The device 10 may further include a mechanism 28 configured to receive and utilize an external signal, whether manual or automatic, to actuate the plunger 14. The external signal may eliminate the need for the sensor 16 within the device 10. The actuator can also be used without the internal sensor 16 such that is can be removed from the device 10. The actuator may then be operably controlled by an external signal generated by mechanism 28 to actuate the plunger 14. Such an external signal may originate from a computer program 28 or from a smoking machine 32.
Referring to FIGS. 2-3, a method of using the actuator comprises providing 100 a sensor to detect air flow for sending 110 a signal to the controller which sends an activation signal to the actuator where the actuator moves 112, 212 the plunger which produces vapor. When the sensor detects no or decreased air flow 114 a signal is sent 116 to the control to deactivate the actuator and the actuator moves 118, 216 the plunger to release the push-hold button to cease vapor production. Similar, the signals for actuating and releasing the push—hold button may be manually sent 210, 214 from the controller.
Although the present disclosure has been described with reference to preferred embodiments, workers skilled in the art will recognize that changes may be made in form and detail without departing from the spirit and scope of the disclosure.

Claims

1. An actuator system comprising:

a housing;

a cavity configured to hold an e-cigarette comprises a push-hold button, the push button being configured to actuate a heating element of the e-cigarette for initiating vapor formation;

an automatic plunger configured for pressing the push-hold button upon receiving a command from a controller; and

a mechanism configured for positioning the automatic plunger proximate to the said push-hold button.

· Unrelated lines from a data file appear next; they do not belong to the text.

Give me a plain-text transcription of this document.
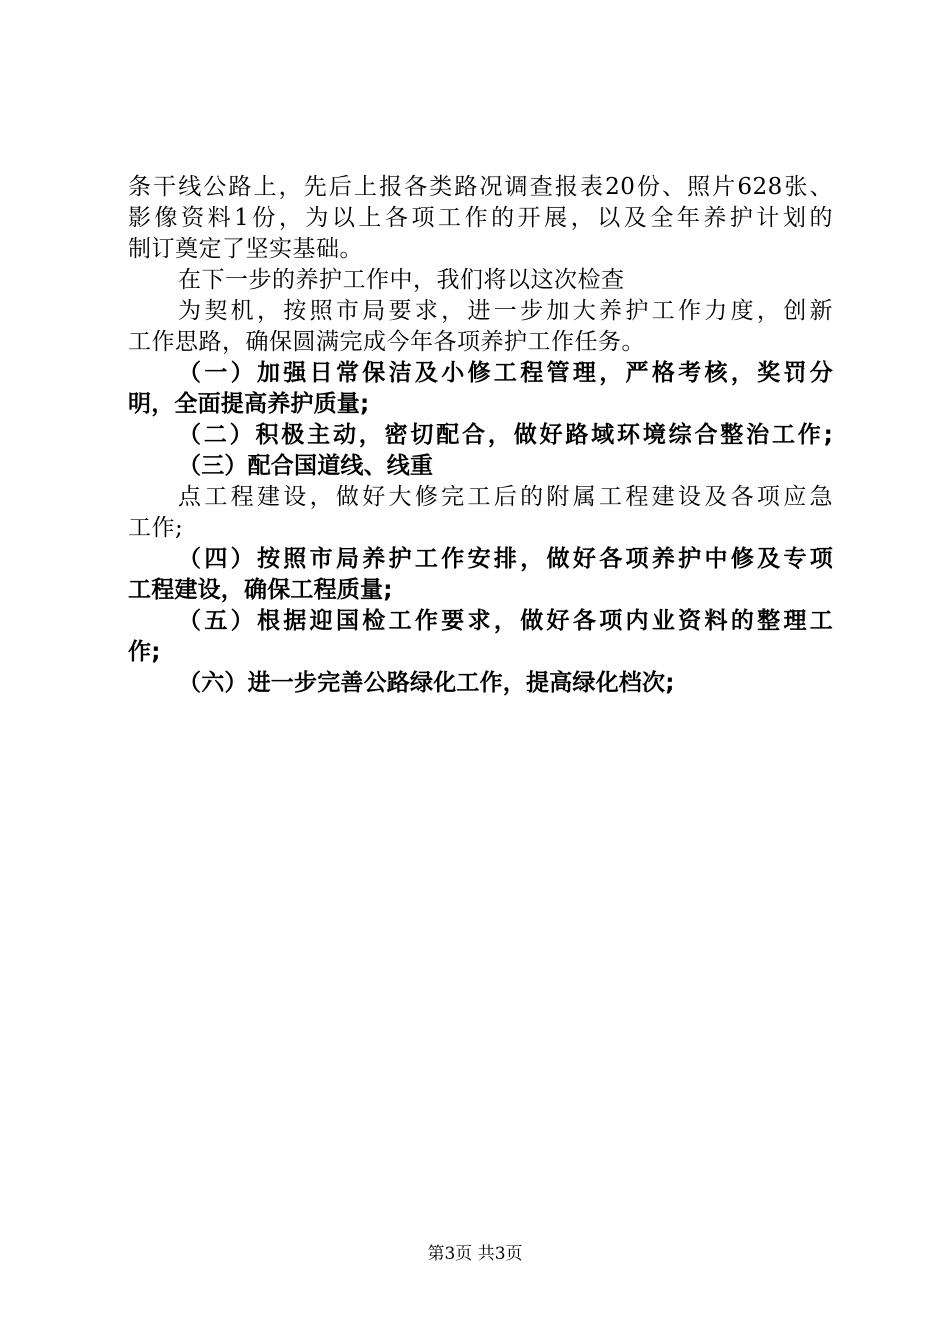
条干线公路上，先后上报各类路况调查报表20份、照片628张、
影像资料1份，为以上各项工作的开展，以及全年养护计划的
制订奠定了坚实基础。
在下一步的养护工作中，我们将以这次检查
为契机，按照市局要求，进一步加大养护工作力度，创新
工作思路，确保圆满完成今年各项养护工作任务。
（一）加强日常保洁及小修工程管理，严格考核，奖罚分
明，全面提高养护质量;
（二）积极主动，密切配合，做好路域环境综合整治工作;
（三）配合国道线、线重
点工程建设，做好大修完工后的附属工程建设及各项应急
工作;
（四）按照市局养护工作安排，做好各项养护中修及专项
工程建设，确保工程质量;
（五）根据迎国检工作要求，做好各项内业资料的整理工
作;
（六）进一步完善公路绿化工作，提高绿化档次;
第3页 共3页
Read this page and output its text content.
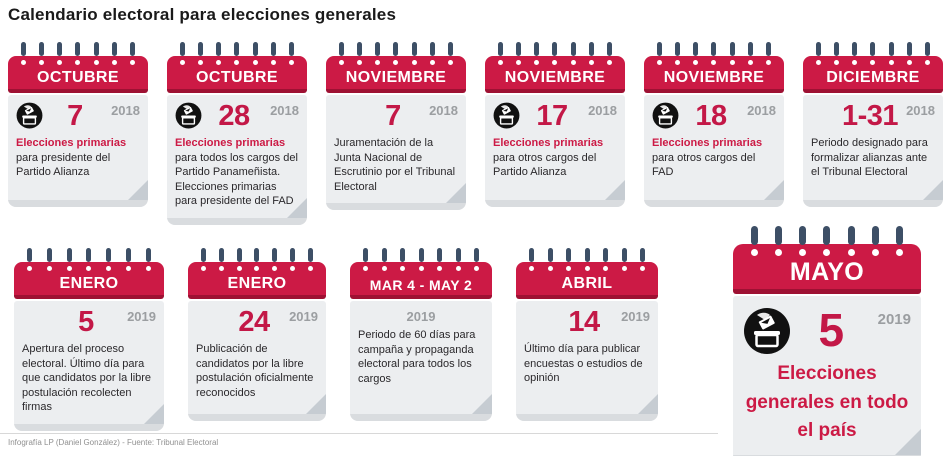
Calendario electoral para elecciones generales
OCTUBRE
7	2018
Elecciones primarias para presidente del Partido Alianza
OCTUBRE
28	2018
Elecciones primarias para todos los cargos del Partido Panameñista. Elecciones primarias para presidente del FAD
NOVIEMBRE
7	2018
Juramentación de la Junta Nacional de Escrutinio por el Tribunal Electoral
NOVIEMBRE
17	2018
Elecciones primarias para otros cargos del Partido Alianza
NOVIEMBRE
18	2018
Elecciones primarias para otros cargos del FAD
DICIEMBRE
1-31 2018
Periodo designado para formalizar alianzas ante el Tribunal Electoral
ENERO
5	2019
Apertura del proceso electoral. Último día para que candidatos por la libre postulación recolecten firmas
ENERO
24	2019
Publicación de candidatos por la libre postulación oficialmente reconocidos
MAR 4 - MAY 2
2019
Periodo de 60 días para campaña y propaganda electoral para todos los cargos
ABRIL
14	2019
Último día para publicar encuestas o estudios de opinión
MAYO
5	2019
Elecciones generales en todo el país
Infografía LP (Daniel González) - Fuente: Tribunal Electoral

2. The actuator system of claim 1, and further comprising:

a sensor configured to sense the movement of air within the housing and to generate a signal indicative of air movement; and

wherein the controller is configured to actuate the automatic plunger to press the push-hold button upon receiving the signal indicative of air movement.

3. The actuator system of claim 1, wherein the plunger is configured for movement and wherein said movement is in the range of approximately 0.2 mm to 10 mm.

4. The actuator system of claim 1, and further comprising a mechanism configured to utilize a signal external to the device to actuate the plunger.

5. A method of actuating a device for vapor formation comprising:

providing a housing having a cavity configured to hold an e-cigarette comprising a push-hold button configured to actuate a heating element for vapor formation;

positioning the e-cigarette in the cavity;

providing an automatic plunger configured for pressing the push-hold button upon receiving a command from a controller; and

wherein the device further comprises a mechanism configured for positioning the automatic plunger proximate to the said push-hold button.

6. The method of claim 5, and further comprising:

generating a signal indicative of air movement by providing a sensor configured to sense the movement of air within the device;

transmitting the signal from the sensor to the controller; and

transmitting a signal to the automatic plunger and actuating the automatic plunger for generating vapor formation.

7. The method of claim 5, wherein the plunger is configured for movement and wherein said movement is in the range of approximately 0.2 mm to 10 mm.

8. The method of claim 5 and further comprising generating a signal external to the device and transmitting the signal to the controller for actuating the automatic plunger for generating vapor formation.

9. The method of claim 5 and generating vapor for a duration of a puff.